Выбрать главу

Сейчас это было невозможно. Но сидеть дольше в железной коробке и молчать тоже становилось невозможно. Усилием воли Ордынцев заставил себя накрыть своей ладонью холодную Любочкину руку. Получилось это неловко, неуклюже. Пальцы у Любочки были короткие и черствые, загрубевшие от работы на току. И все-таки он почувствовал под шершавой кожей чуть внятное живое биение, отклик и стиснул ладошку изо всех сил, уже не владея собой. Он вдруг почувствовал себя намного старше сидящей рядом девочки, почувствовал, что между ними встали все его бессонные ночи, его власть над людьми и ответственность перед ними, все то, что узнал и понял он, директор совхоза, и чего не знала и не могла понять она. Чувство это было грустное и все-таки приятное, терпкое, как хорошая папироса. От него легко кружилась голова. Хотелось удержать его подольше.

Ордынцев сбоку посмотрел на Любочку. Она повернулась к нему. Глаза у нее никуда не убегали. Ордынцев потянулся к ним. Он прижался щекой к ее теплому лицу. Он целовал ее глаза, ее губы, удивительно раскрывающиеся навстречу его поцелуям. Он почувствовал, как горячим и частым стало ее дыхание, как потянулась она к нему своей крепкой грудью.

Две пары ног все мокли и мокли под дождем.

Темная, нахохлившаяся машина еще долго стояла посреди степи. Потом она фыркнула, полыхнула огнями и неспешно, бережно тронулась с места, укатила прочь.

Ордынцев родился и вырос на Алтае, но в свои студенческие годы он быстро стал заправским москвичом. Непривычная жизнь в Москве оказалась удивительно удобной. Это была красивая, легкая, веселая жизнь. Может быть, он чувствовал и ценил всю прелесть московской жизни больше, чем прирожденные москвичи.

Чудесны были месяцы практики в подмосковных совхозах, но самыми чудесными днями среди этих месяцев были дни отъезда в Москву. Именно эти дни придавали особую праздничную радость всему, чем жило в колхозах веселое студенческое братство.

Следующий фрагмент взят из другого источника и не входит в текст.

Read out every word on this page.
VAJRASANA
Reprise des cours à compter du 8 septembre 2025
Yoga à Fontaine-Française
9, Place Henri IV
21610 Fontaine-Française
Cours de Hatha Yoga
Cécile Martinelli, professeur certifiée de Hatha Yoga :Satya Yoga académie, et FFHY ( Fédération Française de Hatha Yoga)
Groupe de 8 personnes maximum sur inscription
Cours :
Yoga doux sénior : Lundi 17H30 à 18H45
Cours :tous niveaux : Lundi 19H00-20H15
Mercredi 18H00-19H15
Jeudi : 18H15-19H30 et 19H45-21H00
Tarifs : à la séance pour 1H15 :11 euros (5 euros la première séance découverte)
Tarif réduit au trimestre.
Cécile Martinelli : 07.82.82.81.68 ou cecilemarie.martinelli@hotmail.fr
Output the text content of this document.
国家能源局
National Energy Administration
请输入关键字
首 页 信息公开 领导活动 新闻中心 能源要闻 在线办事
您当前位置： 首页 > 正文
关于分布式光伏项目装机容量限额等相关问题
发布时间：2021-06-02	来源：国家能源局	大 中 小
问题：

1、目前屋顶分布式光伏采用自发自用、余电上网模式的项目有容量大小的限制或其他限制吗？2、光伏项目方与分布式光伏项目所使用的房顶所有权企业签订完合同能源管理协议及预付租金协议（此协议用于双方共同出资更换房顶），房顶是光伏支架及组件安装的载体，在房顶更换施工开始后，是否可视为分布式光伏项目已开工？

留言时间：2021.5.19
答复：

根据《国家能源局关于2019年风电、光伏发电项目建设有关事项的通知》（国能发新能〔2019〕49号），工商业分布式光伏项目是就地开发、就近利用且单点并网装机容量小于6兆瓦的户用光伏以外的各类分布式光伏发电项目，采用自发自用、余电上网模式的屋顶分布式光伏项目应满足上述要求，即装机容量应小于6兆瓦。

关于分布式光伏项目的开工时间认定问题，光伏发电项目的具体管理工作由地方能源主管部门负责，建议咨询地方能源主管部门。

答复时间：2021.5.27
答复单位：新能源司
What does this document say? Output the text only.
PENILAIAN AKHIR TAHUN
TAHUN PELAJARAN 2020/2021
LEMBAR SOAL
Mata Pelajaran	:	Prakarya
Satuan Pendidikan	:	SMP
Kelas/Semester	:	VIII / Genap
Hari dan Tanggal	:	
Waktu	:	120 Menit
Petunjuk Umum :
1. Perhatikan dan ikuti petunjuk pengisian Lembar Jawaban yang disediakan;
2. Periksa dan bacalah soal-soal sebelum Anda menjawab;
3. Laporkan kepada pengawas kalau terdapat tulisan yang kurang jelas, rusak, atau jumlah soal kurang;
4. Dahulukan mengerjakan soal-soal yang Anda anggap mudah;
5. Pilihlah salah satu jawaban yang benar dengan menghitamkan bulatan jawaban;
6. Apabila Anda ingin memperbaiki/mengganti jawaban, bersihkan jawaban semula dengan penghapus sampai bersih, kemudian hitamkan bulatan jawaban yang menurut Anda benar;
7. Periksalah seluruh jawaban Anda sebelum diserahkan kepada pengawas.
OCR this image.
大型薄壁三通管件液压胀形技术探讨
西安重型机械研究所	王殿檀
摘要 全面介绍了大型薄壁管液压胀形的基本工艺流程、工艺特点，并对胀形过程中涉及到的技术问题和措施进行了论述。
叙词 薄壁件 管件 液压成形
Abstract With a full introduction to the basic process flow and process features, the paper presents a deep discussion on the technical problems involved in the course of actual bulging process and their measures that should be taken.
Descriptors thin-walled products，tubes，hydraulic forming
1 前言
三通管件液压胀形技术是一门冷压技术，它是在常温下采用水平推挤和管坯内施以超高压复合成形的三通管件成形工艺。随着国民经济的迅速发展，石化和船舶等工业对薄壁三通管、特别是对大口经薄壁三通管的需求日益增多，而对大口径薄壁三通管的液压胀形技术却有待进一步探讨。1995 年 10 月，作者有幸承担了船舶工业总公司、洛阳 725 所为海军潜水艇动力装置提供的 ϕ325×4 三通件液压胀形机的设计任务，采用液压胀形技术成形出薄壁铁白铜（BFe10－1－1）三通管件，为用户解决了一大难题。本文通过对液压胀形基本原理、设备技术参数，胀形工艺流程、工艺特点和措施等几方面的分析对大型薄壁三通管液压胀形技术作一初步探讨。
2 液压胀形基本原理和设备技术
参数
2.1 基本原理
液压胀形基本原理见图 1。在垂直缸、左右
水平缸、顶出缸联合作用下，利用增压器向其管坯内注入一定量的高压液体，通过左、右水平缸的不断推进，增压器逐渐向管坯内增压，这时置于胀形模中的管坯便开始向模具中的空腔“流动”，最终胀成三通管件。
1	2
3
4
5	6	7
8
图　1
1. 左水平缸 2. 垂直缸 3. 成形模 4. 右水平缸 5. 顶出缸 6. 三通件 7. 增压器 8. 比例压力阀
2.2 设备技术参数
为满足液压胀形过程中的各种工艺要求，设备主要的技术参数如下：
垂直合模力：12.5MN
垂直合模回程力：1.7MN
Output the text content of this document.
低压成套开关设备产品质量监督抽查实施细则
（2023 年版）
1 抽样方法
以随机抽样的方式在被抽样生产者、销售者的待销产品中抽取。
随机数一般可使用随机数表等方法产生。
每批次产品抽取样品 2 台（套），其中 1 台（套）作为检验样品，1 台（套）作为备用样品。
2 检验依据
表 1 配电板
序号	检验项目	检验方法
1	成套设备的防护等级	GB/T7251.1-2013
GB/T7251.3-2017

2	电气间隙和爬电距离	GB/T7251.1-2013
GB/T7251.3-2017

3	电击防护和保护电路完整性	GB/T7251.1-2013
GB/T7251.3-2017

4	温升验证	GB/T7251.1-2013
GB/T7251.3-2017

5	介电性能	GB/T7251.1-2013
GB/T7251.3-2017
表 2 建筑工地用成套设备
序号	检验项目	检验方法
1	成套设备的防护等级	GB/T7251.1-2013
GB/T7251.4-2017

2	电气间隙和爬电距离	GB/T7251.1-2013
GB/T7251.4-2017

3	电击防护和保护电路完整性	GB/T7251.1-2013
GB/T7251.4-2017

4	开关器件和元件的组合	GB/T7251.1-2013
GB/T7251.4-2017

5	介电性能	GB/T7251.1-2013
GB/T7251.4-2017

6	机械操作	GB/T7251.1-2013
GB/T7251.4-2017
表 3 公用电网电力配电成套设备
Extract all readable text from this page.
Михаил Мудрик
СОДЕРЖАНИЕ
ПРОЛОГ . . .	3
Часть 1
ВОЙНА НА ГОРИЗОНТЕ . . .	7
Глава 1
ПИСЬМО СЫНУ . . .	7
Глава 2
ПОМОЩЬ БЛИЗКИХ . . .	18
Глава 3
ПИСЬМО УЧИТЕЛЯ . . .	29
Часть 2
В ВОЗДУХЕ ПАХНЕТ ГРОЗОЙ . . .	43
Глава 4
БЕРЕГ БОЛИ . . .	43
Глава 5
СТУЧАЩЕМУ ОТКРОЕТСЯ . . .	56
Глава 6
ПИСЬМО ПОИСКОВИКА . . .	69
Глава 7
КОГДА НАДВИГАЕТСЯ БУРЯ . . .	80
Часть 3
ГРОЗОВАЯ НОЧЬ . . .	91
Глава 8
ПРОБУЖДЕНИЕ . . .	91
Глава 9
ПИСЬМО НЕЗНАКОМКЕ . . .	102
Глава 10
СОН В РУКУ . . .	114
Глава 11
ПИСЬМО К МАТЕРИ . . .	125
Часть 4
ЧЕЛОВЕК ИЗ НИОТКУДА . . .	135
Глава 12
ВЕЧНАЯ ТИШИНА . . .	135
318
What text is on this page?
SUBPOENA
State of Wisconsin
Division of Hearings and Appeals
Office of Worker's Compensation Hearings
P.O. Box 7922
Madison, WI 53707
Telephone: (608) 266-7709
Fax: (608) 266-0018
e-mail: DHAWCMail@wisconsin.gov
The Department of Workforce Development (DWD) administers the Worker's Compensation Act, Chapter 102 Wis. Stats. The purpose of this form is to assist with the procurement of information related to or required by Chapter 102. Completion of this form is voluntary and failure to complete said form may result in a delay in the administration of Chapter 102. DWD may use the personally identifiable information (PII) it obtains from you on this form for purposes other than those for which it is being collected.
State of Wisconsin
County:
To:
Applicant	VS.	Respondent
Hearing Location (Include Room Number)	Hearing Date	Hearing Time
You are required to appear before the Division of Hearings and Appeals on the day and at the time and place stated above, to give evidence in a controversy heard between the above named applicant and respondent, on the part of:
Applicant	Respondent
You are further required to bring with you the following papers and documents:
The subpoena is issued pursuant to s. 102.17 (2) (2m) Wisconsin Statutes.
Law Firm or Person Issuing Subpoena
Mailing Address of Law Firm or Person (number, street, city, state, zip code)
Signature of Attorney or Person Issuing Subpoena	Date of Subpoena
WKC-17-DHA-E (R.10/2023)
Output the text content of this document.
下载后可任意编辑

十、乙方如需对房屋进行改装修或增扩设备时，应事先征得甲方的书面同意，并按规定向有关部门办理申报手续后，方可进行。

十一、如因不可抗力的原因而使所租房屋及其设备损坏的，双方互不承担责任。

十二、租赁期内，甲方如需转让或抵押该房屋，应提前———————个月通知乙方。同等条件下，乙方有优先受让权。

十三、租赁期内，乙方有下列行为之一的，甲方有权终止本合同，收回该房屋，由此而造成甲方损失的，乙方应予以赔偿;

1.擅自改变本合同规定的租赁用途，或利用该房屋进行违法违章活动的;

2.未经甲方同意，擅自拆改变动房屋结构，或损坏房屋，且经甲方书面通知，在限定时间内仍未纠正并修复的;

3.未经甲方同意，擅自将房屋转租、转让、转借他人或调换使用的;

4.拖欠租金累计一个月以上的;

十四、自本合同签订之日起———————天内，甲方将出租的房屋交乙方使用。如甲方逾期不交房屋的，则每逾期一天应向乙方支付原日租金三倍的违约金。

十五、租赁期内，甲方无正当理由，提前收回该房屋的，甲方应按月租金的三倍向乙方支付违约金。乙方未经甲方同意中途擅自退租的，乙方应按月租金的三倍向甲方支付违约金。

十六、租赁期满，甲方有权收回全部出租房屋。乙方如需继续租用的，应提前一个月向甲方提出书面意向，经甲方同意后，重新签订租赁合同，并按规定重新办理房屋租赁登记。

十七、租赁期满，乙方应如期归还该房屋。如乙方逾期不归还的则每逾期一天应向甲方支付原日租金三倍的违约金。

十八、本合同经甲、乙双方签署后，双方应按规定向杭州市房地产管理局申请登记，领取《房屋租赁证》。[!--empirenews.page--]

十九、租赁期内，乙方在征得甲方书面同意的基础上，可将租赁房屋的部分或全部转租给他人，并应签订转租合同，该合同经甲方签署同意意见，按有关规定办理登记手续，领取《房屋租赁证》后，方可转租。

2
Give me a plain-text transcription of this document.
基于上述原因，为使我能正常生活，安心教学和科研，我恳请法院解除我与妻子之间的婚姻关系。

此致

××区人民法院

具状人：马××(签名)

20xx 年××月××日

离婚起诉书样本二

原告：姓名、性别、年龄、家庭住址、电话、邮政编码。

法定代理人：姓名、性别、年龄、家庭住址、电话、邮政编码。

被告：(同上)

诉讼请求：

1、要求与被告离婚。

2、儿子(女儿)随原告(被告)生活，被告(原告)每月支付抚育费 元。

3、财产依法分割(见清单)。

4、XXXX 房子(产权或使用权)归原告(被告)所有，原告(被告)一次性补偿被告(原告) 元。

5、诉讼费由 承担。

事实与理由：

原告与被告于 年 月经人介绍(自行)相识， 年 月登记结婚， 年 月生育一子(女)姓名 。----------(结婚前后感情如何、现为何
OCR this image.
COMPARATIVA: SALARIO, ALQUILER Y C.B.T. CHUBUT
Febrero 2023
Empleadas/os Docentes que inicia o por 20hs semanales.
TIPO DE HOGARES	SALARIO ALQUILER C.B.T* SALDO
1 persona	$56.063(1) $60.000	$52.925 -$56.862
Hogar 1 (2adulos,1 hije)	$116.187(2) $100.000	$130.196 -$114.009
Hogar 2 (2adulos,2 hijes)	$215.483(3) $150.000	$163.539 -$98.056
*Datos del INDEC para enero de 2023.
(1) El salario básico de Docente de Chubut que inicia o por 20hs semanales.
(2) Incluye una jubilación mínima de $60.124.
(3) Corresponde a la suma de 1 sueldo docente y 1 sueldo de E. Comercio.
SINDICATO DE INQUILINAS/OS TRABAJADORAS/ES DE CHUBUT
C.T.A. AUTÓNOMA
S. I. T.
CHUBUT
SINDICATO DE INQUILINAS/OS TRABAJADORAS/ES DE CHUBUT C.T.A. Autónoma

Ордынцев хорошо помнил это. Теперь тоже до отъезда студентов оставалось все меньше и меньше дней. Кончилась уборка. Почти весь хлеб был свезен с полей в совхозную глубинку, заветный, недостижимый раньше для Буранихинского совхоза миллион пудов хлеба. Этот хлеб трудно дался людям. А теперь люди становились спокойнее, неторопливее, понемногу отсыпались и забывали о страдной уборочной поре. Иногда только оглядывались на нее, покачивали головами: «Да, была уборочка...»

Но для Ордынцева не пришло время спокойно спать. Он почти не вмешивался теперь в немногочисленные уборочные дела. Не таясь, глубоко упрятав стыдливое чувство, настороженным прищуром серых глаз встречая понимающие взгляды, все чаще подходил он к Любе, звал ее, и она, чуть-чуть потупясь, шла к нему. Вечерами недвижимая машина темнела в степи, как старая, слежавшаяся копна.

Говорили об этом в совхозе много, и все сходились на одном. Всем все было понятно. Все было понятно Любе: через неделю, через четыре, три, два дня она уедет в Москву. Она не умела скрыть своего счастливого нетерпения.

Ордынцеву было ничего не понятно. Мучительными становились для него эти свидания. Слов почти не произносили. Ордынцев ласкал, тискал, мял окрепшее на работе девичье тело. И чем большее позволял он себе, тем яснее чувствовал, что последнего шага сделать нельзя. Не мог он себе позволить этого. В чем-то он не верил Любе, ее нежности, ее губам.

Уставшие, обессиленные своими нескончаемыми объятиями, они иногда немного разговаривали.

— Ты скоро уедешь, — говорил он.

Она отвечала: «Да». И потом добавляла: «Хорошо здесь у вас. Я бы никуда не поехала».

Ордынцев усмехался: «Чего же хорошего...» Да, он был намного старше этой девочки. Она охотно признавала его превосходство. Кажется, это ей и нравилось в нем.

Ордынцев бережно брал короткие Любочкины пальчики. Она гордилась тем, что они огрубели и потрескались. Он знал, что нравится ей это больше всего потому, что пальчики предстоит отдать в работу московской маникюрше. Ордынцев очень хорошо понимал Любочку, и ничуть он не жалел, что она была такая. Только такую он и мог ее любить. Она пришла из мира его студенческой юности, из мира, в который ему уже не попасть. В его любви был острый, бередящий душу привкус горечи.